Bitoun v. Landry

302 So. 2d 278 | La. | 1974

302 So. 2d 278 (1974)

Maurice BITOUN
v.
Turner W. LANDRY and the Travelers Insurance Company.

No. 54634.

Supreme Court of Louisiana.

October 28, 1974.

*279 Stewart E. Niles, Jr., Jones, Walker, Waechter, Poitevent, Carrere & Denegre, New Orleans, for defendants-applicants.

Bruce C. Waltzer, Fine & Waltzer, New Orleans, for plaintiff-respondent.

DIXON, Justice.

Writs were granted in this personal injury case to review the action of the Court of Appeal in changing the trial court's award of damages.

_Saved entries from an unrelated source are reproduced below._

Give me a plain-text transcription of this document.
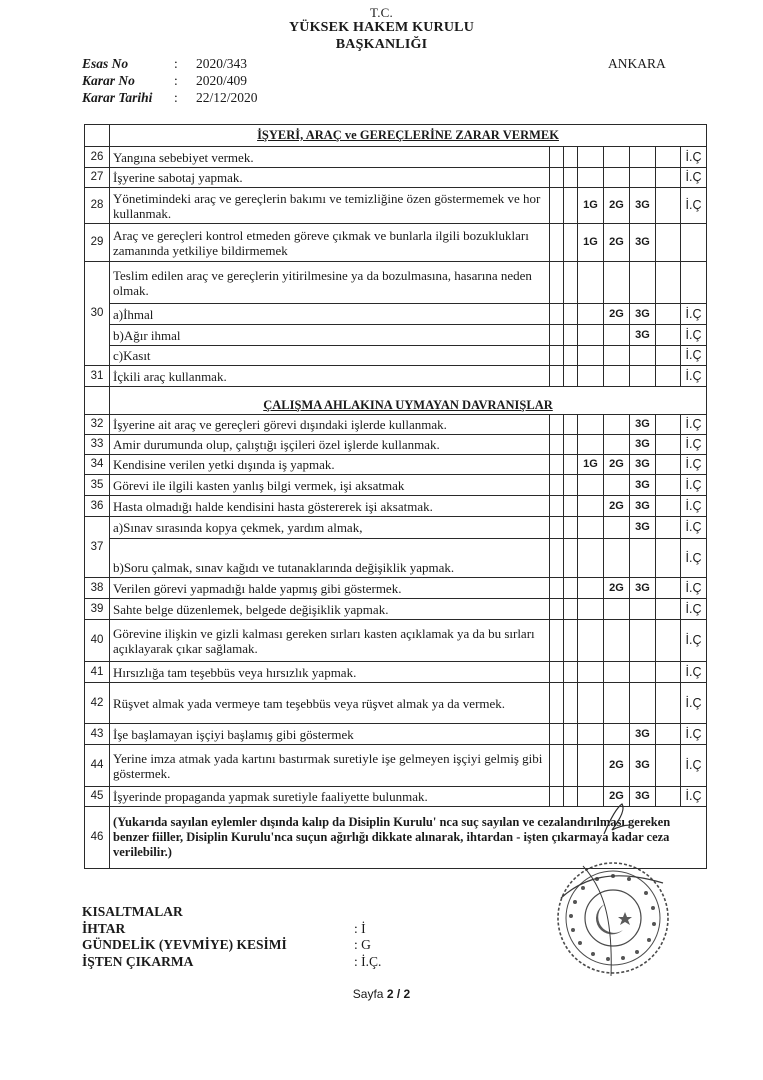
T.C.
YÜKSEK HAKEM KURULU
BAŞKANLIĞI
Esas No	:	2020/343
Karar No	:	2020/409
Karar Tarihi	:	22/12/2020
ANKARA
	İŞYERİ, ARAÇ ve GEREÇLERİNE ZARAR VERMEK							
26	Yangına sebebiyet vermek.							İ.Ç
27	İşyerine sabotaj yapmak.							İ.Ç
28	Yönetimindeki araç ve gereçlerin bakımı ve temizliğine özen göstermemek ve hor kullanmak.			1G	2G	3G		İ.Ç
29	Araç ve gereçleri kontrol etmeden göreve çıkmak ve bunlarla ilgili bozuklukları zamanında yetkiliye bildirmemek			1G	2G	3G		
30	Teslim edilen araç ve gereçlerin yitirilmesine ya da bozulmasına, hasarına neden olmak.							
	a)İhmal				2G	3G		İ.Ç
	b)Ağır ihmal					3G		İ.Ç
	c)Kasıt							İ.Ç
31	İçkili araç kullanmak.							İ.Ç
	ÇALIŞMA AHLAKINA UYMAYAN DAVRANIŞLAR							
32	İşyerine ait araç ve gereçleri görevi dışındaki işlerde kullanmak.					3G		İ.Ç
33	Amir durumunda olup, çalıştığı işçileri özel işlerde kullanmak.					3G		İ.Ç
34	Kendisine verilen yetki dışında iş yapmak.			1G	2G	3G		İ.Ç
35	Görevi ile ilgili kasten yanlış bilgi vermek, işi aksatmak					3G		İ.Ç
36	Hasta olmadığı halde kendisini hasta göstererek işi aksatmak.				2G	3G		İ.Ç
37	a)Sınav sırasında kopya çekmek, yardım almak,					3G		İ.Ç
	b)Soru çalmak, sınav kağıdı ve tutanaklarında değişiklik yapmak.							İ.Ç
38	Verilen görevi yapmadığı halde yapmış gibi göstermek.				2G	3G		İ.Ç
39	Sahte belge düzenlemek, belgede değişiklik yapmak.							İ.Ç
40	Görevine ilişkin ve gizli kalması gereken sırları kasten açıklamak ya da bu sırları açıklayarak çıkar sağlamak.							İ.Ç
41	Hırsızlığa tam teşebbüs veya hırsızlık yapmak.							İ.Ç
42	Rüşvet almak yada vermeye tam teşebbüs veya rüşvet almak ya da vermek.							İ.Ç
43	İşe başlamayan işçiyi başlamış gibi göstermek					3G		İ.Ç
44	Yerine imza atmak yada kartını bastırmak suretiyle işe gelmeyen işçiyi gelmiş gibi göstermek.				2G	3G		İ.Ç
45	İşyerinde propaganda yapmak suretiyle faaliyette bulunmak.				2G	3G		İ.Ç
46	(Yukarıda sayılan eylemler dışında kalıp da Disiplin Kurulu' nca suç sayılan ve cezalandırılması gereken benzer fiiller, Disiplin Kurulu'nca suçun ağırlığı dikkate alınarak, ihtardan - işten çıkarmaya kadar ceza verilebilir.)							
KISALTMALAR
İHTAR	: İ
GÜNDELİK (YEVMİYE) KESİMİ	: G
İŞTEN ÇIKARMA	: İ.Ç.
Sayfa 2 / 2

On August 10, 1971 plaintiff's car was hit from the rear by defendant. The next day he was referred to Dr. Florence Jones by his lawyer. After examination and x-rays Dr. Jones made a diagnosis of moderately severe cervical strain and moderate lumbar strain. Medication for pain and heat lamp therapy were prescribed. The doctor saw plaintiff on four occasions, the last on October 8 when plaintiff was discharged with no complaints from neck or back. From August 10 through October 1 plaintiff underwent twenty heat lamp treatments of twenty minutes each.

Plaintiff and his brother, for whom he worked as a restaurant manager, testified he lost a week's work, but was paid most of his regular compensation as "sick pay." When questioned about the rental of a car from August 11 to August 19, plaintiff said it was for the purpose of going to and from work, and for doing the errands sometimes required in his work.

The trial judge awarded plaintiff $1,940.88, which he itemized as plaintiff's special damages plus $500.00 for personal injuries. The Court of Appeal reviewed the evidence and increased the award for personal injuries to $1,500.00, citing an earlier case from the same court in which the injuries were similar. Bitoun v. Landry, 290 So. 2d 699 (La.App. 4th Cir. 1974).

Unless the record demonstrates that the trial court abused the "much discretion" provided for in fixing damages (C.C.1934), the appellate court should not disturb the award. Fox v. State Farm Mutual Automobile Insurance Co., 288 So. 2d 42 (La.1974). No abuse of discretion is demonstrated in this case. The question is not whether a different award might have been more appropriate, but whether the award of the trial court can be reasonably supported by the evidence and justifiable inferences from the evidence before it. That such evidence might also support a greater (or smaller) award will not justify a change in the amount by the appellate court. Only when the trial court abuses its broad discretion should the award be adjusted, either up or down.

We can agree with the plaintiff that an injury which requires four visits to the doctor and twenty therapeutic treatments might justify an award much greater than $500.00 for the inconvenience and the interruption of a normal life, to say nothing of the pain and discomfort from the injury. Nevertheless, there are legitimate inferences which the trial judge might have drawn from the evidence which would fully support his finding that the personal injuries suffered by this plaintiff were so slight that he would be fully compensated by an award of $500.00, in spite of his twenty trips to sit under the heat lamp.

*280 For these reasons the judgment of the Court of Appeal is reversed, and the judgment of the district court is reinstated; plaintiff is cast with costs of the proceedings in this court.